Valuation: When to Value


     The ultimate goal of proper financial management is to ensure that your company has the maximum value possible when the time comes to sell. However, you should not wait until you want to sell your company before you do a valuation. Just as a periodic due diligence review helps you identify where your processes need improvement, a regular valuation of your business helps you determine where your finances need improvement. Frequent market valuations ensure that you are on track to achieving your financial objectives and making your company as marketable as possible.

     So, other than prior to a sale of your company, you should obtain a valuation before you:

  1. Meet with lenders or investors to discuss raising capital.
  2. Transfer stock.
  3. Meet with estate planners.
  4. Meet with the tax authorities.
  5. Sell a division of your company.
  6. Acquire another company.
  7. Establish an employee stock option plan.
  8. Set up a profit sharing plan.
  9. Execute a buy-sell agreement.
  10. Buy the stock held by another stockholder.
  11. Sell your shares to another stockholder.

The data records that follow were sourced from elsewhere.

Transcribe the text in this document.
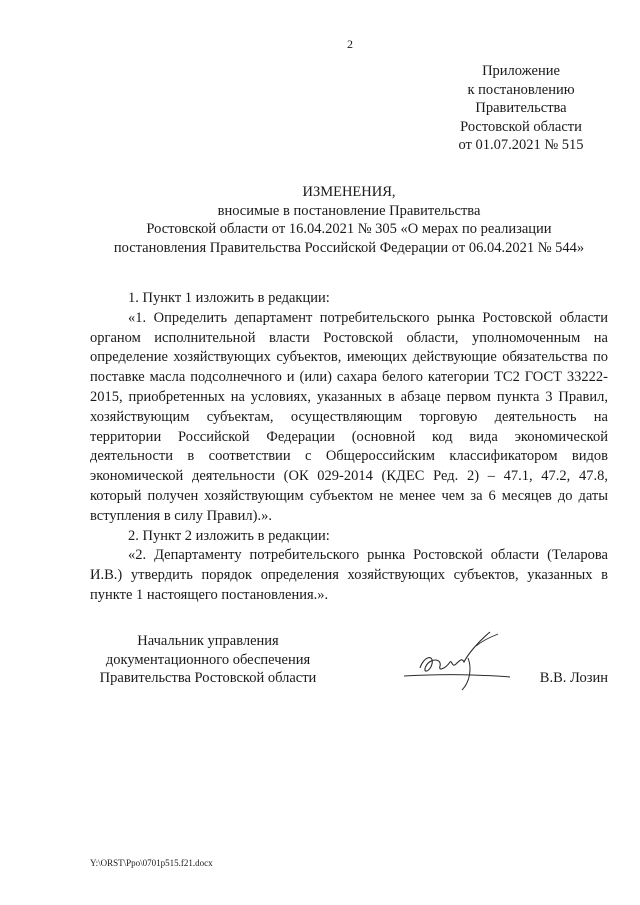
2
Приложение
к постановлению
Правительства
Ростовской области
от 01.07.2021 № 515
ИЗМЕНЕНИЯ,
вносимые в постановление Правительства
Ростовской области от 16.04.2021 № 305 «О мерах по реализации
постановления Правительства Российской Федерации от 06.04.2021 № 544»

1. Пункт 1 изложить в редакции:

«1. Определить департамент потребительского рынка Ростовской области органом исполнительной власти Ростовской области, уполномоченным на определение хозяйствующих субъектов, имеющих действующие обязательства по поставке масла подсолнечного и (или) сахара белого категории ТС2 ГОСТ 33222-2015, приобретенных на условиях, указанных в абзаце первом пункта 3 Правил, хозяйствующим субъектам, осуществляющим торговую деятельность на территории Российской Федерации (основной код вида экономической деятельности в соответствии с Общероссийским классификатором видов экономической деятельности (ОК 029-2014 (КДЕС Ред. 2) – 47.1, 47.2, 47.8, который получен хозяйствующим субъектом не менее чем за 6 месяцев до даты вступления в силу Правил).».

2. Пункт 2 изложить в редакции:

«2. Департаменту потребительского рынка Ростовской области (Теларова И.В.) утвердить порядок определения хозяйствующих субъектов, указанных в пункте 1 настоящего постановления.».

Начальник управления
документационного обеспечения
Правительства Ростовской области	В.В. Лозин
Y:\ORST\Ppo\0701p515.f21.docx
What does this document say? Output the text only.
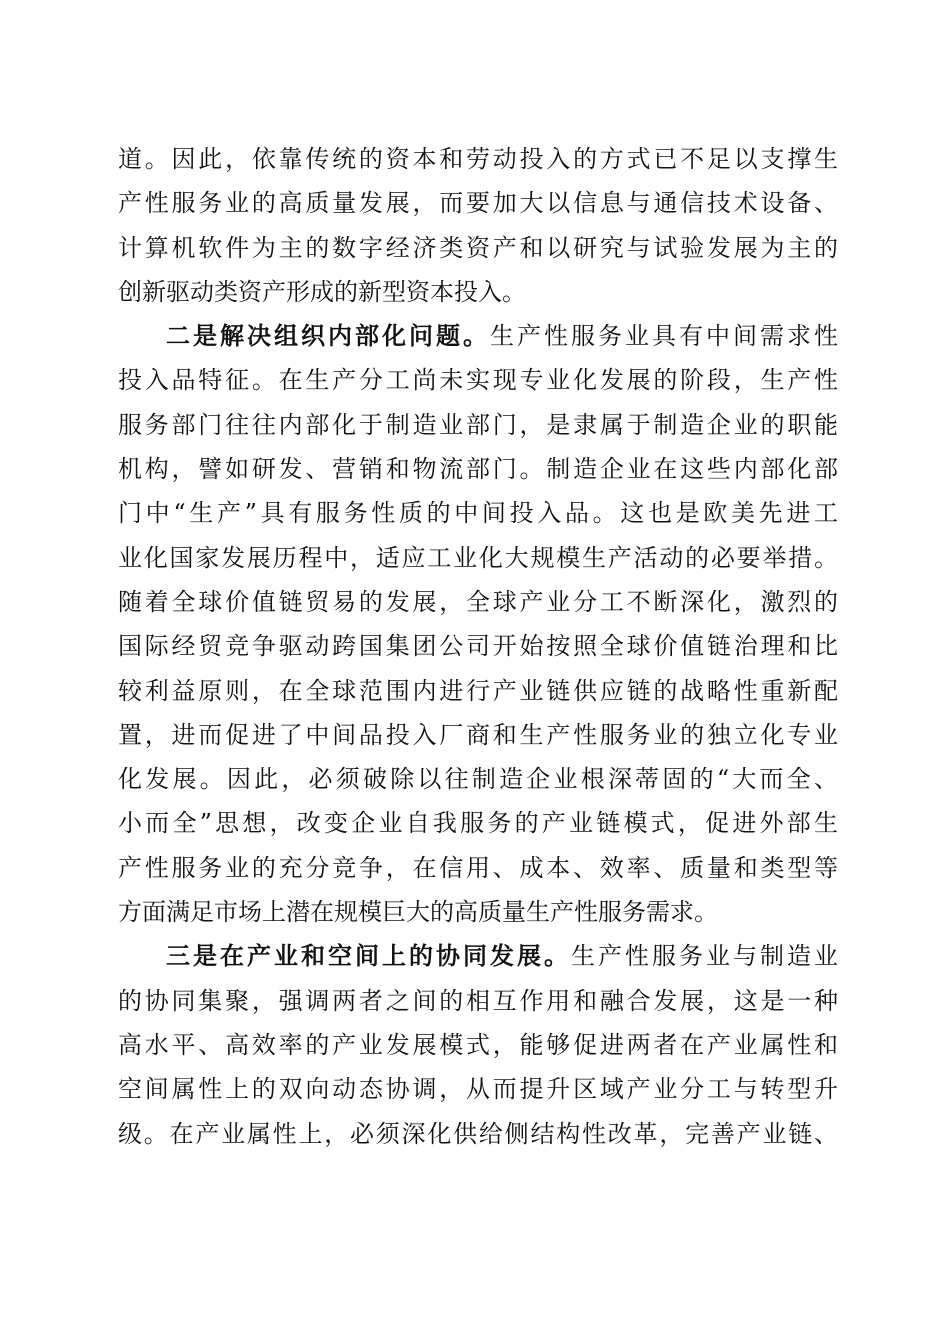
道。因此，依靠传统的资本和劳动投入的方式已不足以支撑生
产性服务业的高质量发展，而要加大以信息与通信技术设备、
计算机软件为主的数字经济类资产和以研究与试验发展为主的
创新驱动类资产形成的新型资本投入。
二是解决组织内部化问题。生产性服务业具有中间需求性
投入品特征。在生产分工尚未实现专业化发展的阶段，生产性
服务部门往往内部化于制造业部门，是隶属于制造企业的职能
机构，譬如研发、营销和物流部门。制造企业在这些内部化部
门中“生产”具有服务性质的中间投入品。这也是欧美先进工
业化国家发展历程中，适应工业化大规模生产活动的必要举措。
随着全球价值链贸易的发展，全球产业分工不断深化，激烈的
国际经贸竞争驱动跨国集团公司开始按照全球价值链治理和比
较利益原则，在全球范围内进行产业链供应链的战略性重新配
置，进而促进了中间品投入厂商和生产性服务业的独立化专业
化发展。因此，必须破除以往制造企业根深蒂固的“大而全、
小而全”思想，改变企业自我服务的产业链模式，促进外部生
产性服务业的充分竞争，在信用、成本、效率、质量和类型等
方面满足市场上潜在规模巨大的高质量生产性服务需求。
三是在产业和空间上的协同发展。生产性服务业与制造业
的协同集聚，强调两者之间的相互作用和融合发展，这是一种
高水平、高效率的产业发展模式，能够促进两者在产业属性和
空间属性上的双向动态协调，从而提升区域产业分工与转型升
级。在产业属性上，必须深化供给侧结构性改革，完善产业链、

     Keep in mind that, when you conduct your valuation, you should engage the services of an independent appraiser if you do not have anyone on your staff that has the expertise to do a proper valuation. Unless you are actually selling the company, it may not be necessary to obtain a full scope valuation, which can be quite expensive. However, an expert can be engaged to guide you through the process to ensure you do it correctly, and can also advise you on steps to take in the future to increase your value and marketability.

     As an alternative to professional appraisers, you may want to consider working with an experienced investment banker, whose primary business is managing the sale and acquisition of companies. An appraiser may only be able to give you an estimated value for your company, but an investment banker can tell you what you can really expect to receive in current market conditions.